教員働き方改革 業務削減に本腰を入れよ

西日本新聞 オピニオン面

 長時間労働が深刻な問題となっている仕事に教員がある。その働き方改革を進めようと、改正教職員給与特別措置法(給特法)が成立した。 

 改正法の目玉は、働く時間を年単位で調整する変形労働時間制を公立学校の教員に適用することだ。例えば、1学期中に勤務時間を延長して残業する代わりに夏休み期間にまとまった休暇を取る。そんな仕組みだ。

 年単位の変形労働時間制は、繁忙期と閑散期がある程度見込める職場で有効とされる。長期休暇がある教育現場には、適した制度のようにも見えるが、各地の教育関係者から反対や戸惑いの声が上がっている。

 制度導入は各自治体の判断に委ねられる。現場の声を踏まえた慎重な検討を求めたい。

 経済協力開発機構(OECD)の2018年国際教員指導環境調査によると、日本の中学教員の労働時間は1週間で56時間に上り、加盟国で最長だった。13年の前回調査からは約2時間も増えている。長時間労働の是正を中心とした働き方改革は喫緊の課題だと言える。

 とはいえ、変形労働時間制で勤務時間が延びれば、子育て中の女性教員などの私生活を圧迫する恐れがある。学期中は夜まで働くことが「当たり前」という風潮も広がりかねない。

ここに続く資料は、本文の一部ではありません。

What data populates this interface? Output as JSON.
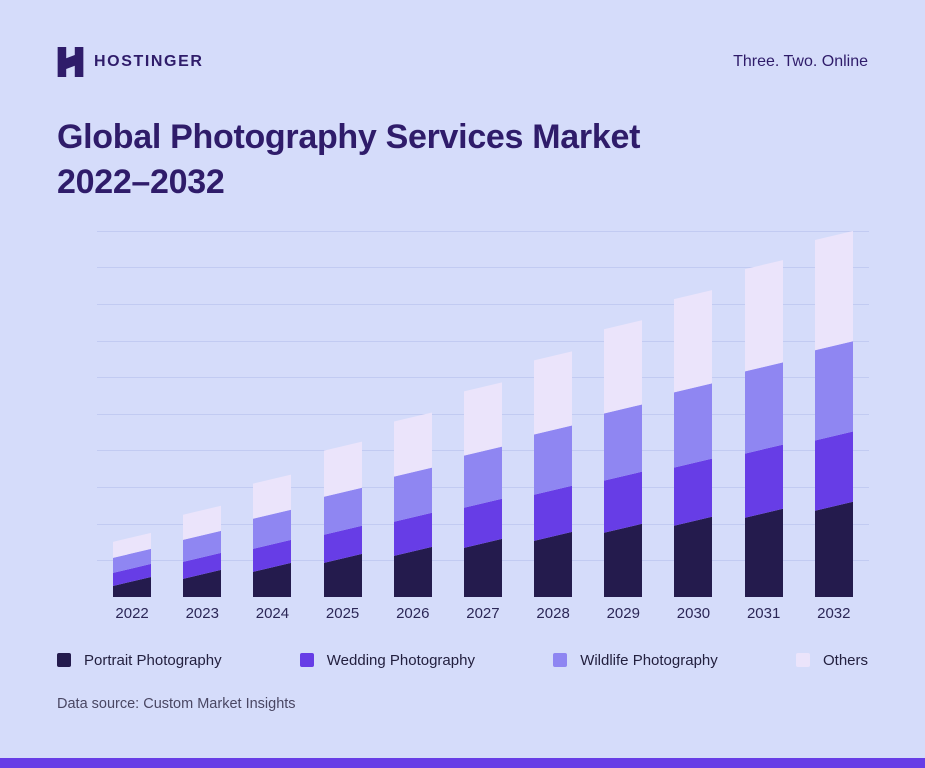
{
  "page": {
    "background": "#d5dcfa",
    "accent_bar_color": "#673de6"
  },
  "header": {
    "brand": "HOSTINGER",
    "tagline": "Three. Two. Online"
  },
  "title": {
    "line1": "Global Photography Services Market",
    "line2": "2022–2032"
  },
  "chart_data": {
    "type": "bar",
    "stacked": true,
    "title": "Global Photography Services Market 2022–2032",
    "categories": [
      "2022",
      "2023",
      "2024",
      "2025",
      "2026",
      "2027",
      "2028",
      "2029",
      "2030",
      "2031",
      "2032"
    ],
    "series": [
      {
        "name": "Portrait Photography",
        "color": "#241b4d",
        "values": [
          20,
          27,
          34,
          43,
          50,
          58,
          65,
          73,
          80,
          88,
          95
        ]
      },
      {
        "name": "Wedding Photography",
        "color": "#673de6",
        "values": [
          13,
          17,
          23,
          28,
          34,
          40,
          46,
          52,
          58,
          64,
          70
        ]
      },
      {
        "name": "Wildlife Photography",
        "color": "#8f86f2",
        "values": [
          15,
          22,
          30,
          38,
          45,
          52,
          60,
          67,
          75,
          82,
          90
        ]
      },
      {
        "name": "Others",
        "color": "#ebe4fb",
        "values": [
          16,
          25,
          35,
          46,
          55,
          64,
          74,
          84,
          93,
          102,
          110
        ]
      }
    ],
    "xlabel": "",
    "ylabel": "",
    "y_axis_labels_visible": false,
    "units": "relative market size (no axis values shown in image)",
    "grid": true,
    "gridline_count": 10,
    "legend_position": "bottom"
  },
  "footer": {
    "source": "Data source: Custom Market Insights"
  },
  "colors": {
    "title_text": "#2f1c6a",
    "grid": "#c2cbf2",
    "x_label_text": "#2c2757",
    "legend_text": "#23203f",
    "footer_text": "#4a4763"
  }
}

 一方、夏休みは部活動の練習や大会、各種研修などがあり、まとまった休みを取得できるとは限らない。学期中、2時間以上の残業をしている教員が珍しくない現状を踏まえれば、変形労働時間制は単に残業を時間内労働に「合法化」するだけの制度になりかねない。現場に広がる不安の根源はここにある。

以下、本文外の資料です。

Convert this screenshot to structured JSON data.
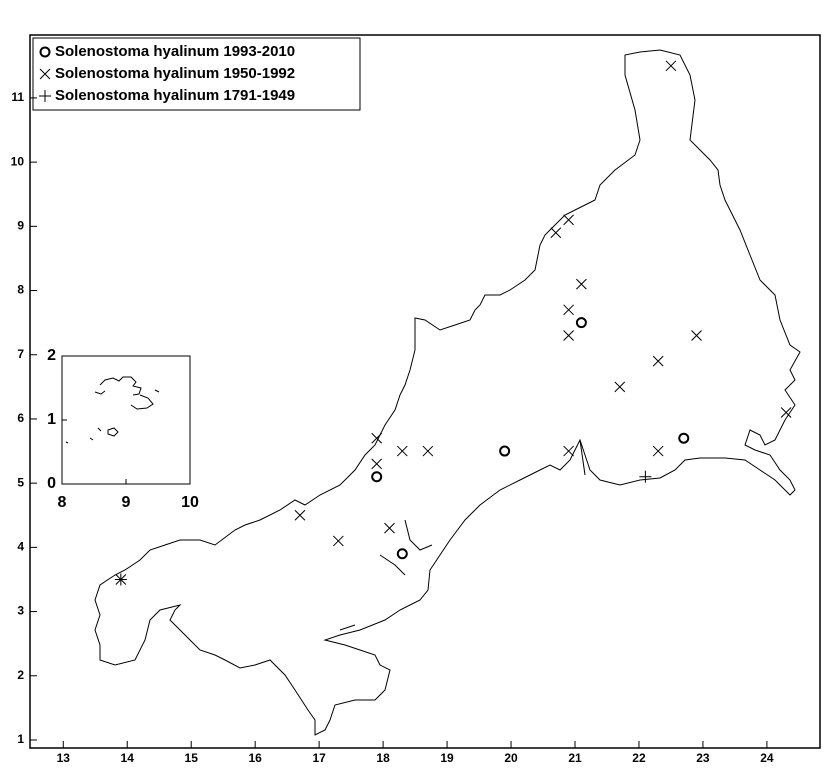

 労働時間をやりくりする制度を導入する前に取り組むべきことがある。教員がいま担っている業務全体量の削減だ。

 OECD調査では部活動の指導や事務作業のための時間の長さが際立っている。部活動は休養日の普及や外部指導員導入を一段と進めるべきだ。教育委員会のアンケートや研修報告などもさらに簡素化できるはずだ。

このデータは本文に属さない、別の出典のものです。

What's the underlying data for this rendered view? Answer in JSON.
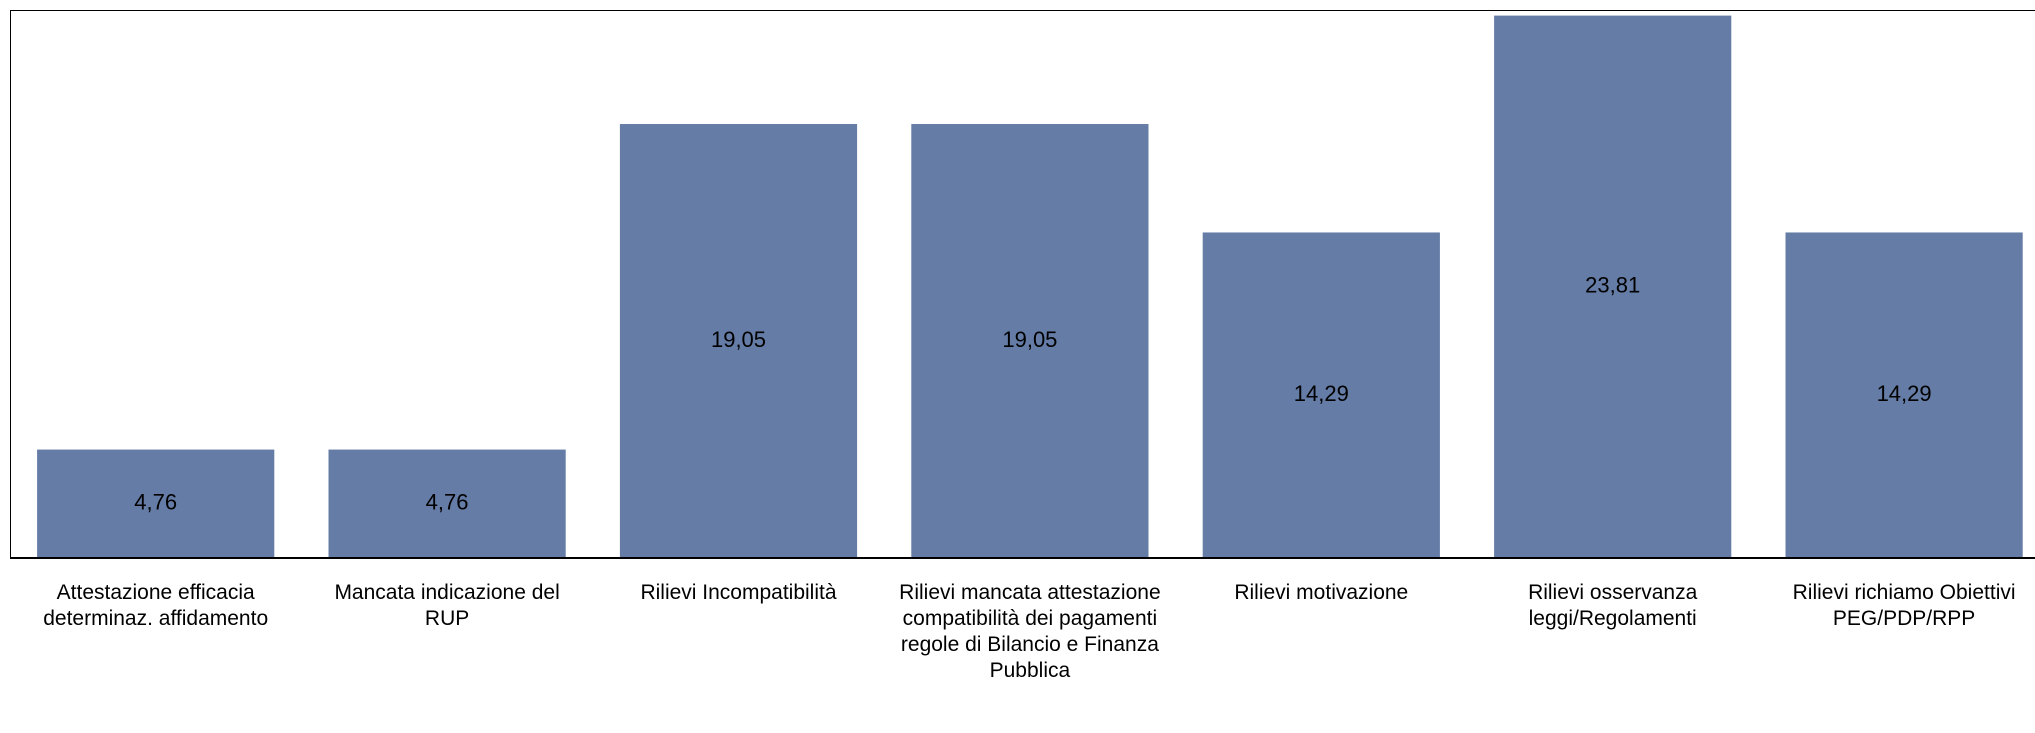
{
  "chart_data": {
    "type": "bar",
    "categories": [
      "Attestazione efficacia determinaz. affidamento",
      "Mancata indicazione del RUP",
      "Rilievi Incompatibilità",
      "Rilievi mancata attestazione compatibilità dei pagamenti regole di Bilancio e Finanza Pubblica",
      "Rilievi motivazione",
      "Rilievi osservanza leggi/Regolamenti",
      "Rilievi richiamo Obiettivi PEG/PDP/RPP"
    ],
    "values": [
      4.76,
      4.76,
      19.05,
      19.05,
      14.29,
      23.81,
      14.29
    ],
    "value_labels": [
      "4,76",
      "4,76",
      "19,05",
      "19,05",
      "14,29",
      "23,81",
      "14,29"
    ],
    "color": "#647ca6"
  }
}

 働き方改革を進めるには、正確な勤務時間の把握が不可欠である。タイムカードの導入などを進めるとともに、管理職の意識改革が求められる。改正法により、残業上限を「月45時間、年360時間」以内とする文部科学省の指針が法的に位置づけられた。まずは、この指針の順守を徹底することが肝要だ。

 学校現場での学習指導は、暗記中心から表現力や深い思考を養う方向へ転換している。教員自身が指導法を磨き、授業の準備を充実させる余裕が欠かせない。教員の仕事の在り方を抜本的に見直す必要がある。